We've all written short regexes to find some particular feature in an XML document, but we've also all seen those fail because of oddities of whitespace, quoting, linebreaks, etc., that are perfectly legal, but hard to account for in a short, line-by-line regular expression.
Standard XML parsers, like expat, are fabulous, well maintained, and efficient. However, they have a common achilles heel: the XML standard's insistence that XML processors "MUST" report a fatal error if a document contains unbalanced tags. For working with HTML or SGML based documents, this is disastrous!
In contrast, Cameron's regex-based parser is extremely fault-tolerant--it extracts as much structure from the document as possible, and reports the rest as plain text. Further, it supports "round-tripping": the ability to exactly re-generate a document from parser output, which standard parser typically lack. As a corollary of this property, it becomes possible to report absolute byte offsets, which is a "killer feature" for the purposes of indexing.

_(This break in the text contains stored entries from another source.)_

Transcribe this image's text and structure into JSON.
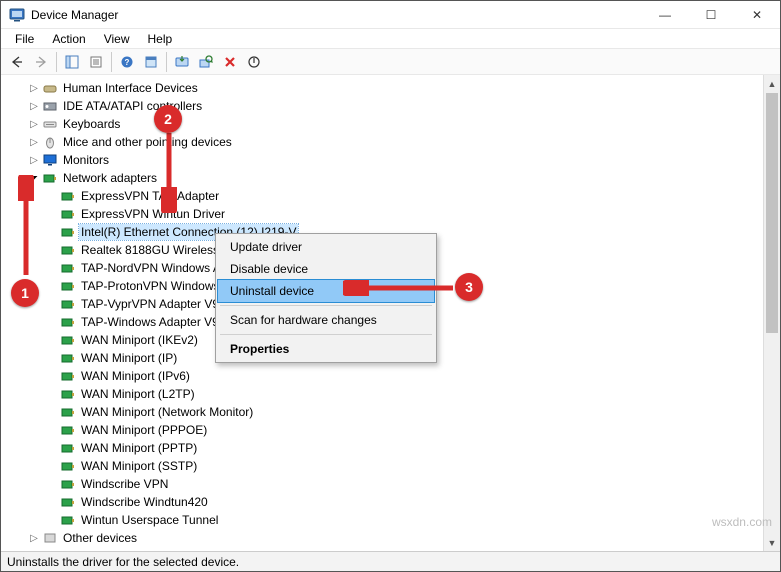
{
  "window": {
    "title": "Device Manager",
    "minimize": "—",
    "maximize": "☐",
    "close": "✕"
  },
  "menu": {
    "file": "File",
    "action": "Action",
    "view": "View",
    "help": "Help"
  },
  "categories": {
    "hid": "Human Interface Devices",
    "ide": "IDE ATA/ATAPI controllers",
    "keyboards": "Keyboards",
    "mice": "Mice and other pointing devices",
    "monitors": "Monitors",
    "network": "Network adapters",
    "other": "Other devices"
  },
  "network_devices": [
    "ExpressVPN TAP Adapter",
    "ExpressVPN Wintun Driver",
    "Intel(R) Ethernet Connection (12) I219-V",
    "Realtek 8188GU Wireless LAN 802.11n USB NIC",
    "TAP-NordVPN Windows Adapter V9",
    "TAP-ProtonVPN Windows Adapter V9",
    "TAP-VyprVPN Adapter V9",
    "TAP-Windows Adapter V9",
    "WAN Miniport (IKEv2)",
    "WAN Miniport (IP)",
    "WAN Miniport (IPv6)",
    "WAN Miniport (L2TP)",
    "WAN Miniport (Network Monitor)",
    "WAN Miniport (PPPOE)",
    "WAN Miniport (PPTP)",
    "WAN Miniport (SSTP)",
    "Windscribe VPN",
    "Windscribe Windtun420",
    "Wintun Userspace Tunnel"
  ],
  "context_menu": {
    "update": "Update driver",
    "disable": "Disable device",
    "uninstall": "Uninstall device",
    "scan": "Scan for hardware changes",
    "properties": "Properties"
  },
  "statusbar": {
    "text": "Uninstalls the driver for the selected device."
  },
  "callouts": {
    "one": "1",
    "two": "2",
    "three": "3"
  },
  "watermark": "wsxdn.com"
}
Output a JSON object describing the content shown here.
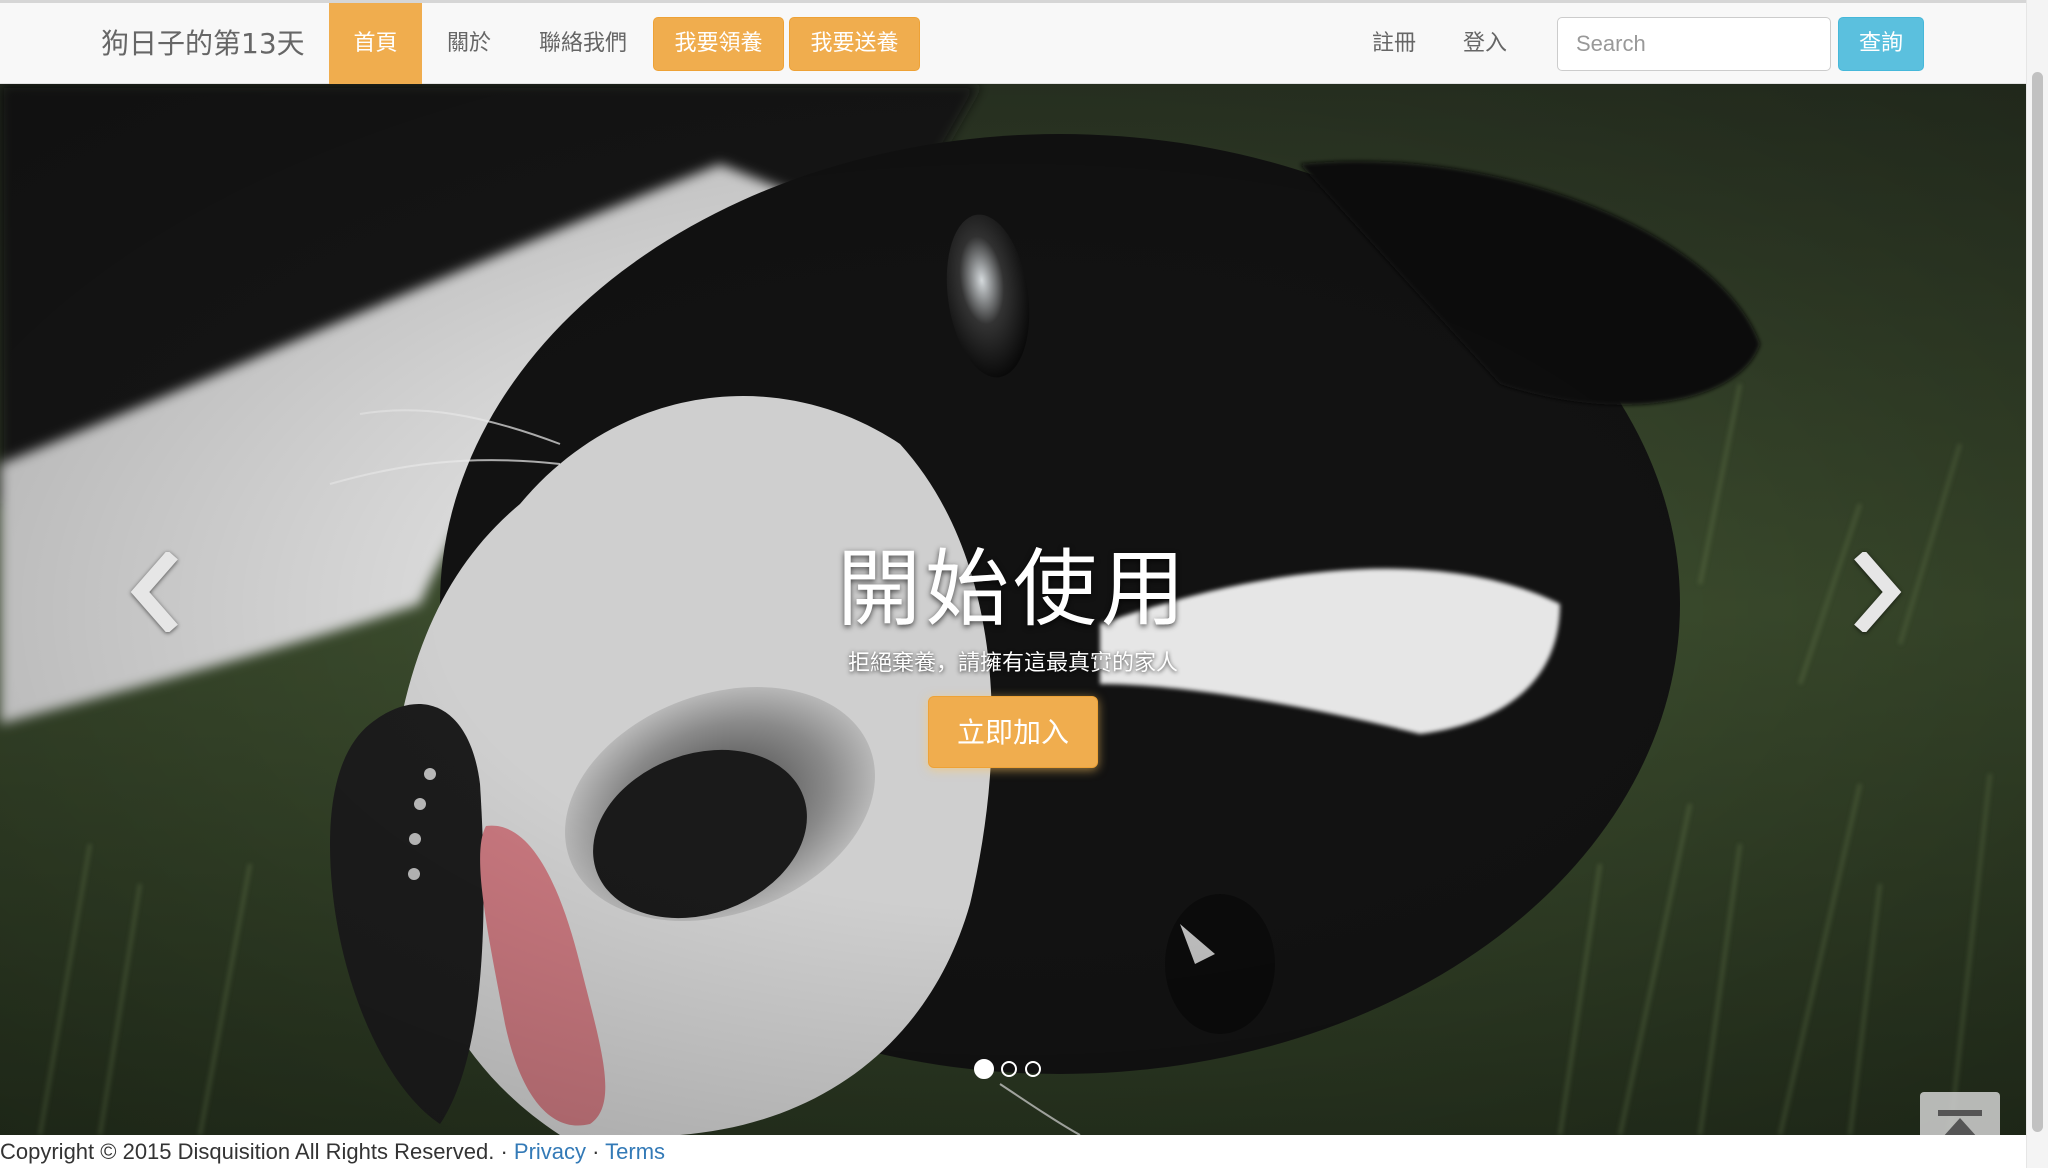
{
  "navbar": {
    "brand": "狗日子的第13天",
    "links": [
      {
        "label": "首頁",
        "active": true
      },
      {
        "label": "關於"
      },
      {
        "label": "聯絡我們"
      }
    ],
    "buttons": [
      {
        "label": "我要領養"
      },
      {
        "label": "我要送養"
      }
    ],
    "right_links": [
      {
        "label": "註冊"
      },
      {
        "label": "登入"
      }
    ],
    "search": {
      "placeholder": "Search",
      "value": "",
      "button_label": "查詢"
    }
  },
  "carousel": {
    "heading": "開始使用",
    "subheading": "拒絕棄養，請擁有這最真實的家人",
    "cta_label": "立即加入",
    "slide_count": 3,
    "active_index": 0,
    "prev_icon": "chevron-left-icon",
    "next_icon": "chevron-right-icon"
  },
  "back_to_top": {
    "icon": "arrow-up-to-top-icon"
  },
  "footer": {
    "copyright": "Copyright © 2015 Disquisition All Rights Reserved. · ",
    "privacy_label": "Privacy",
    "separator": " · ",
    "terms_label": "Terms"
  },
  "colors": {
    "accent": "#f0ad4e",
    "info": "#5bc0de",
    "link": "#337ab7",
    "navbar_bg": "#f8f8f8"
  }
}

Because of all these benefits, I've opted to translate his source code from javascript to python. I call my modified implementation "shlax" [pronounced like "shellacs", sort of], a shallow, lazy XML parser. "Shallow" meaning that it doesn't check for well-formedness, and simply reports tokens, offsets, and attributes as best it can. "Lazy" meaning that it iterates over the input, and yields one object at a time--so you don't have to write 8 asynchronous event handlers to use it, as in a typical SAX-style parser. This is often called a "pull" parser, but "shpux" doesn't sound as good, does it?
If you're interested, you can look at the source at the libphilo github repo. The regular expression itself is built up over the course of about 30 expressions, to allow for maintainability and readability. I've made some further modifications to Cameron's code to fit our typical workflow. I've buffered the text input, which allows us to iterate over a file-handle, rather than a string--this saves vast amounts of memory for processing large XML files, in particular. And I return "node" objects, rather than strings, that contain several useful items of information:
- the original text content of the node
- the "type" of the node: text, StartTag,EndTag, or Markup[for DTD's, comments, etc.]
- any attributes the node has
- the absolute byte offset in the string or file
You don't need anything more than that to power PhiloLogic. If you'd like to see an example of how to use it, take a look at my DirtyParser class, which takes as input a set of xpaths to recognize for containers and metadata, and outputs a set of objects suitable for the index builder I wrote about last time.
Oh, and about performance: shlax is noticeably slower than Mark's perl loader. I've tried to mitigate for that in a variety of ways, but in general, python's regex engine is not as fast as perl's. On the other hand, I've recently had a lot of success with running a load in parallel on an 8-core machine, which I'll write about when the code settles. That said, if efficiency is a concern, our best option would be to use well-formed XML with a standard parser.
So, my major development push now is to refactor the loader into a framework that can handle multiple parser backends, flexible metadata recognizers, and multiple simultaneous parser processes. I'll be posting about that as soon as it's ready.